4. Dit middelonderdeel is terecht voorgesteld. In het uittreksel is weliswaar een lijvige aantekening opgenomen van een zaak waarin verzoeker ter zake van diverse delicten is veroordeeld, maar de laatste regel van die aantekening houdt in dat hij is vrijgesproken van het (enige) Opiumwetdelict dat in deze zaak aan de orde was.
5. In het geheel van 's Hofs straftoemetingsoverwegingen lijkt mij de verwijzing naar de eerdere veroordeling ter zake van de Opiumwet zó wezenlijk dat vernietiging van de bestreden uitspraak onontkoombaar is.

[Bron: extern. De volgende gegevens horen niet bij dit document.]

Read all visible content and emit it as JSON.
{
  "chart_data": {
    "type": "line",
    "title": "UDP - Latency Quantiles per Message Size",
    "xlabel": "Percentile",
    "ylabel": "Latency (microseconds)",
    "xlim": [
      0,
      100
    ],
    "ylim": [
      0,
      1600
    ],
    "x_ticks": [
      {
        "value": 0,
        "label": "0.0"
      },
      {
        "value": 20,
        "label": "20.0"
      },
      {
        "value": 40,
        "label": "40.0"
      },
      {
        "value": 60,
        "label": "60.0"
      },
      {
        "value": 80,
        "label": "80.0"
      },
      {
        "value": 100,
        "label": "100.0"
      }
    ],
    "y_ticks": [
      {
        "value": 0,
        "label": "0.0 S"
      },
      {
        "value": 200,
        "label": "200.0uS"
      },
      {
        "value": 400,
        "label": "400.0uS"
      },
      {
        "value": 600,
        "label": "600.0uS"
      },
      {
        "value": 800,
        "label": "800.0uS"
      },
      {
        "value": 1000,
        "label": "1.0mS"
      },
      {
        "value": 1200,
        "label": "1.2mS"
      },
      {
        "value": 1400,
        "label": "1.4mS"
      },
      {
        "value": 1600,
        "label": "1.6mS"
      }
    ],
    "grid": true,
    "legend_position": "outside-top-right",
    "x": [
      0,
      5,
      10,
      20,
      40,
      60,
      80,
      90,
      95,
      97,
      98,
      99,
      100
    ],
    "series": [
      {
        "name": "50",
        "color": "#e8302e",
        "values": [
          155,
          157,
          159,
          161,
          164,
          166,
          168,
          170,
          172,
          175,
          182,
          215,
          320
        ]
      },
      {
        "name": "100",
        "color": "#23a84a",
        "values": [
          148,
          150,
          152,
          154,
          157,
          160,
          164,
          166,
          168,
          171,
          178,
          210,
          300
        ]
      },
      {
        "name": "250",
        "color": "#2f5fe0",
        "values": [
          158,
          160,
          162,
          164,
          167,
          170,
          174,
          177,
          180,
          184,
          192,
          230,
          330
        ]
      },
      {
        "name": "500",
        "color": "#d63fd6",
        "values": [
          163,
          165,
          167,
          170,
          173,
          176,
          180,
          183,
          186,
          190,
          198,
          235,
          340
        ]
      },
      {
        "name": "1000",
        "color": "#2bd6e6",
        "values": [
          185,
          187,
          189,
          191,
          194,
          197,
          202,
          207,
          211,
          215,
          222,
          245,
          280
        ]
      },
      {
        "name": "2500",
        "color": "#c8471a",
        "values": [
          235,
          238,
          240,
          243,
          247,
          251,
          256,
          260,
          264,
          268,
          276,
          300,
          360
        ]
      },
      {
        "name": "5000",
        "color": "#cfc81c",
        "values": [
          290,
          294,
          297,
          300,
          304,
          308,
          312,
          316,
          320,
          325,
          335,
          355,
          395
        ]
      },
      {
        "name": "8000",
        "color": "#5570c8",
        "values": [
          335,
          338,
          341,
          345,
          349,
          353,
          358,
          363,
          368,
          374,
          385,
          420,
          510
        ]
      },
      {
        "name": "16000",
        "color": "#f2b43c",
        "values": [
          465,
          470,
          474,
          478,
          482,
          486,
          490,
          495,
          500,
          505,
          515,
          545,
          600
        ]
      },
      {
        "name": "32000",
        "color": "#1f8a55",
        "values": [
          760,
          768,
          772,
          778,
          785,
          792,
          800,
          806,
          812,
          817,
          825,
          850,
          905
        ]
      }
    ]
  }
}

6. Daartoe strekt deze aanvullende conclusie.
De Procureur-Generaal
bij de Hoge Raad der Nederlanden,
Mr. Wortel
Griffienr. 00410/05
Zitting: 20 december 2005
Conclusie inzake:
[verzoeker = verdachte]
1. Dit cassatieberoep betreft een arrest van het Gerechtshof te 's-Gravenhage waarbij verzoeker wegens (1) " opzettelijk handelen in strijd met een in artikel 3, aanhef en onder B van de Opiumwet gegeven verbod" , (2) " opzettelijk handelen in strijd met een in artikel 3, aanhef en onder C van de Opiumwet gegeven verbod" en (3) "diefstal" is veroordeeld tot zes maanden gevangenisstraf.

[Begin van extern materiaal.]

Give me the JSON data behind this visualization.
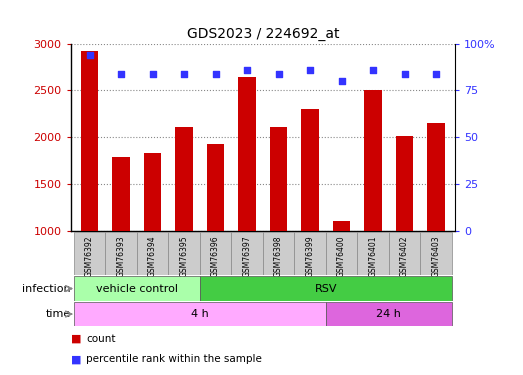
{
  "title": "GDS2023 / 224692_at",
  "samples": [
    "GSM76392",
    "GSM76393",
    "GSM76394",
    "GSM76395",
    "GSM76396",
    "GSM76397",
    "GSM76398",
    "GSM76399",
    "GSM76400",
    "GSM76401",
    "GSM76402",
    "GSM76403"
  ],
  "counts": [
    2920,
    1790,
    1830,
    2110,
    1930,
    2640,
    2110,
    2300,
    1110,
    2500,
    2010,
    2150
  ],
  "percentile_ranks": [
    94,
    84,
    84,
    84,
    84,
    86,
    84,
    86,
    80,
    86,
    84,
    84
  ],
  "ylim_left": [
    1000,
    3000
  ],
  "ylim_right": [
    0,
    100
  ],
  "yticks_left": [
    1000,
    1500,
    2000,
    2500,
    3000
  ],
  "yticks_right": [
    0,
    25,
    50,
    75,
    100
  ],
  "ytick_right_labels": [
    "0",
    "25",
    "50",
    "75",
    "100%"
  ],
  "bar_color": "#cc0000",
  "dot_color": "#3333ff",
  "infection_labels": [
    {
      "label": "vehicle control",
      "start": 0,
      "end": 4,
      "color": "#aaffaa"
    },
    {
      "label": "RSV",
      "start": 4,
      "end": 12,
      "color": "#44cc44"
    }
  ],
  "time_labels": [
    {
      "label": "4 h",
      "start": 0,
      "end": 8,
      "color": "#ffaaff"
    },
    {
      "label": "24 h",
      "start": 8,
      "end": 12,
      "color": "#dd66dd"
    }
  ],
  "legend_count_label": "count",
  "legend_pct_label": "percentile rank within the sample",
  "xlabel_infection": "infection",
  "xlabel_time": "time",
  "grid_color": "#888888",
  "bar_width": 0.55,
  "sample_box_color": "#cccccc",
  "n_samples": 12
}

2. Namens verzoeker heeft mr. C.C.M. Welten, advocaat te Rotterdam, een schriftuur houdende cassatieklachten ingediend.
3. Het enige middel bevat de klacht dat art. 359, zevende lid (OUD) Sv is geschonden doordat het Hof geen toereikende motivering heeft gegeven voor een straf die de eis van het Openbaar Ministerie (neerkomend op dezelfde straf als in eerste aanleg was bepaald) verre overtreft.

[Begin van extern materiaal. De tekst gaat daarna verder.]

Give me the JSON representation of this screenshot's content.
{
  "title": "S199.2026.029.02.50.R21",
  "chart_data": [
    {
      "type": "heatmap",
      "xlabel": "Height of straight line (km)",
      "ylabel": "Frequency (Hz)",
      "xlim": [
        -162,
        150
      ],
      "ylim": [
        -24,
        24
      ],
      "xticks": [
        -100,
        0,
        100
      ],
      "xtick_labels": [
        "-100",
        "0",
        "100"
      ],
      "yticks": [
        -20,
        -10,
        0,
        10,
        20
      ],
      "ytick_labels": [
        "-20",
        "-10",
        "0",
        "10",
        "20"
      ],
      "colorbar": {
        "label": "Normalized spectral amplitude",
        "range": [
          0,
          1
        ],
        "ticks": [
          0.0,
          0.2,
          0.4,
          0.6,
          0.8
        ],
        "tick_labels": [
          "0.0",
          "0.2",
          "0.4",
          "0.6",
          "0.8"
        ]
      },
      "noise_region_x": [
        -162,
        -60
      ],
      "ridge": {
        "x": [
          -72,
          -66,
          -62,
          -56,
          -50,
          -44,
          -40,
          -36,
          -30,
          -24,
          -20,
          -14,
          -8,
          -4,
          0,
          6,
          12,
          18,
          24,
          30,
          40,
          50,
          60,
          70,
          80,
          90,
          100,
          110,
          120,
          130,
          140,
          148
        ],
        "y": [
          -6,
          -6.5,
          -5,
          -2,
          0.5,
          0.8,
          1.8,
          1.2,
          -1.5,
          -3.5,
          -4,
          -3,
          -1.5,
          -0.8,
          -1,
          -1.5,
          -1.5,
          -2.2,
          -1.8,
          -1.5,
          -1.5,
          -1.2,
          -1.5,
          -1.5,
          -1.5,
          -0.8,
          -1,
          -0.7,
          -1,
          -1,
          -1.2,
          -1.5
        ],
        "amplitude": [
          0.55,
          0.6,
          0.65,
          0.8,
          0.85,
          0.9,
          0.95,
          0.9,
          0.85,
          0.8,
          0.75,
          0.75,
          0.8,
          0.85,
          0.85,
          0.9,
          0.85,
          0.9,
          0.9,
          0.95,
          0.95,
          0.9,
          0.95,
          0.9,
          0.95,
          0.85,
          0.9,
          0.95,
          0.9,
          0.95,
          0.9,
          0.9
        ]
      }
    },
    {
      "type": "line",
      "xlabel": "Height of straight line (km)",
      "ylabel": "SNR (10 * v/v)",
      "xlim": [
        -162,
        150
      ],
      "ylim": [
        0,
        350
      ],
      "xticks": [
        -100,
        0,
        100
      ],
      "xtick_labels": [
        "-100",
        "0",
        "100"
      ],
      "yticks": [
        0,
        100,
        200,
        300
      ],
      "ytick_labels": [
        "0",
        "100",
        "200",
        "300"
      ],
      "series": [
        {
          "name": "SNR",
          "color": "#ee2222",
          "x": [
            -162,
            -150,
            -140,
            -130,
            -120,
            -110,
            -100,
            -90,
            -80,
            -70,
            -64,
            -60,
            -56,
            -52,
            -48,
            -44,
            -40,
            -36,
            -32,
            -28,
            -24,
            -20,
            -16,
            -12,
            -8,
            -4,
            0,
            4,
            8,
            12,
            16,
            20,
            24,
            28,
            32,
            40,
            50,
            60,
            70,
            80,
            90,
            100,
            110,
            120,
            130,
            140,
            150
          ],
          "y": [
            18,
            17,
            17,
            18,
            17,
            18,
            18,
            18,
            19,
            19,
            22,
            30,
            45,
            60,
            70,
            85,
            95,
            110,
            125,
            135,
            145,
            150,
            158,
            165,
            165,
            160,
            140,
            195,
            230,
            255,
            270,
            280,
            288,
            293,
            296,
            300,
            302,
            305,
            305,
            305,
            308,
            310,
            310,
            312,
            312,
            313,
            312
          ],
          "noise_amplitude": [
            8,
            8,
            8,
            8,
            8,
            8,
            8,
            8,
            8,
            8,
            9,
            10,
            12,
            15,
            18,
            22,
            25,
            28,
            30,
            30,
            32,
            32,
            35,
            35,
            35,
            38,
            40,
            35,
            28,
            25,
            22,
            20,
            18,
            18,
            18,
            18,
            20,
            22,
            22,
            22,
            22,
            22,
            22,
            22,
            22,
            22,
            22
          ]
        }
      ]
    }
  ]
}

4. Door de eis van de advocaat-generaal weer te geven, en vervolgens te overwegen dat alleen een onvoorwaardelijke gevangenisstraf van de door het Hof bepaalde duur een passende sanctie vormt heeft het Hof - in aanmerking genomen dat het nader uiteen heeft gezet waarom het tot dit oordeel is gekomen - genoegzaam tot uitdrukking gebracht dat het zich rekenschap heeft gegeven van de eis van de advocaat-generaal, en dat het heeft vastgesteld dat die gevorderde straf geen recht doet aan de ernst van het bewezenverklaarde, zodat daarmee niet kan worden volstaan. Aan het voorschrift van art. 359, zevende lid, Sv is voldaan, vgl. HR 8 mei 1990, griffienr. 86.939, LJN ZC8527, HR 15 april 1997, griffienr. 104.584, LJN ZC 9545 en HR 25 januari 2005, griffienr. 01374/04.
5. Het middel faalt en leent zich voor afdoening met de in art. 81 RO bedoelde korte motivering.
6. Deze conclusie strekt tot verwerping van het beroep.